Karen Dow was at Parliament yesterday to present a petition calling for roadside drug testing - a petition Stuart Nash indicated late last year may be unnecessary, as the government was already well down the track.

But yesterday Mr Nash said he couldn't recall saying that, later clarifying a document had only been approved in principle.

The situation came to a head after Ms Dow, whose son Matthew was killed by a drugged driver, yelled at Mr Nash from the public gallery.

Long-serving National MP Nick Smith accused the Speaker Trevor Mallard of being "soft on drugs, like the government". As a result, Mr Mallard named Mr Smith in Parliament yesterday - one of the most severe punishments a Speaker can hand out.

Dr Smith has been suspended for one day, which means he's barred from having his vote cast, from sitting on a select committee, and from even entering the debating chamber.

When she launched that petition at the end of last year, Mr Nash said a discussion document on the topic had already been approved by Cabinet, and would go for consultation early this year.

Ms Dow told First Up she was disappointed by Mr Nash's "lack of memory".

"I felt that we lived in a democratic country and voters should have confidence in MPs and statements that they openly make to the press."

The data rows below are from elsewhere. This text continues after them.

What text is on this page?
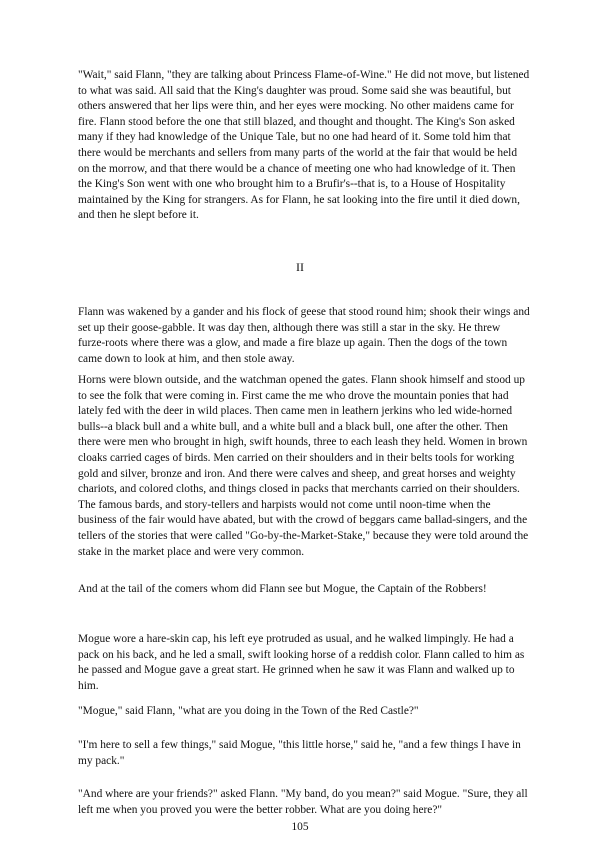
"Wait," said Flann, "they are talking about Princess Flame-of-Wine." He did not move, but listened to what was said. All said that the King's daughter was proud. Some said she was beautiful, but others answered that her lips were thin, and her eyes were mocking. No other maidens came for fire. Flann stood before the one that still blazed, and thought and thought. The King's Son asked many if they had knowledge of the Unique Tale, but no one had heard of it. Some told him that there would be merchants and sellers from many parts of the world at the fair that would be held on the morrow, and that there would be a chance of meeting one who had knowledge of it. Then the King's Son went with one who brought him to a Brufir's--that is, to a House of Hospitality maintained by the King for strangers. As for Flann, he sat looking into the fire until it died down, and then he slept before it.

II

Flann was wakened by a gander and his flock of geese that stood round him; shook their wings and set up their goose-gabble. It was day then, although there was still a star in the sky. He threw furze-roots where there was a glow, and made a fire blaze up again. Then the dogs of the town came down to look at him, and then stole away.

Horns were blown outside, and the watchman opened the gates. Flann shook himself and stood up to see the folk that were coming in. First came the me who drove the mountain ponies that had lately fed with the deer in wild places. Then came men in leathern jerkins who led wide-horned bulls--a black bull and a white bull, and a white bull and a black bull, one after the other. Then there were men who brought in high, swift hounds, three to each leash they held. Women in brown cloaks carried cages of birds. Men carried on their shoulders and in their belts tools for working gold and silver, bronze and iron. And there were calves and sheep, and great horses and weighty chariots, and colored cloths, and things closed in packs that merchants carried on their shoulders. The famous bards, and story-tellers and harpists would not come until noon-time when the business of the fair would have abated, but with the crowd of beggars came ballad-singers, and the tellers of the stories that were called "Go-by-the-Market-Stake," because they were told around the stake in the market place and were very common.

And at the tail of the comers whom did Flann see but Mogue, the Captain of the Robbers!

Mogue wore a hare-skin cap, his left eye protruded as usual, and he walked limpingly. He had a pack on his back, and he led a small, swift looking horse of a reddish color. Flann called to him as he passed and Mogue gave a great start. He grinned when he saw it was Flann and walked up to him.

"Mogue," said Flann, "what are you doing in the Town of the Red Castle?"

"I'm here to sell a few things," said Mogue, "this little horse," said he, "and a few things I have in my pack."

"And where are your friends?" asked Flann. "My band, do you mean?" said Mogue. "Sure, they all left me when you proved you were the better robber. What are you doing here?"

105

Ms Dow said she had felt encouraged by Mr Nash's earlier indication that the Government was working on the issue.

"For that to be basically retracted is insulting, really."

She said she was also concerned by the way the Speaker "shut things down" and felt that he was biased.

"My understanding is [he's] supposed to be impartial, a bit like a judge in a court."

Ms Dow said Mr Nash needed to "man up" and stand by what he said.

"If you made the comment in error, when things hadn't been formalised, admit your mistake and apologise to New Zealand.

"Not just to me, Mr Nash, because I took your word as a man of integrity, a man representing New Zealand Police, representing Kiwi voters - and we just want transparency."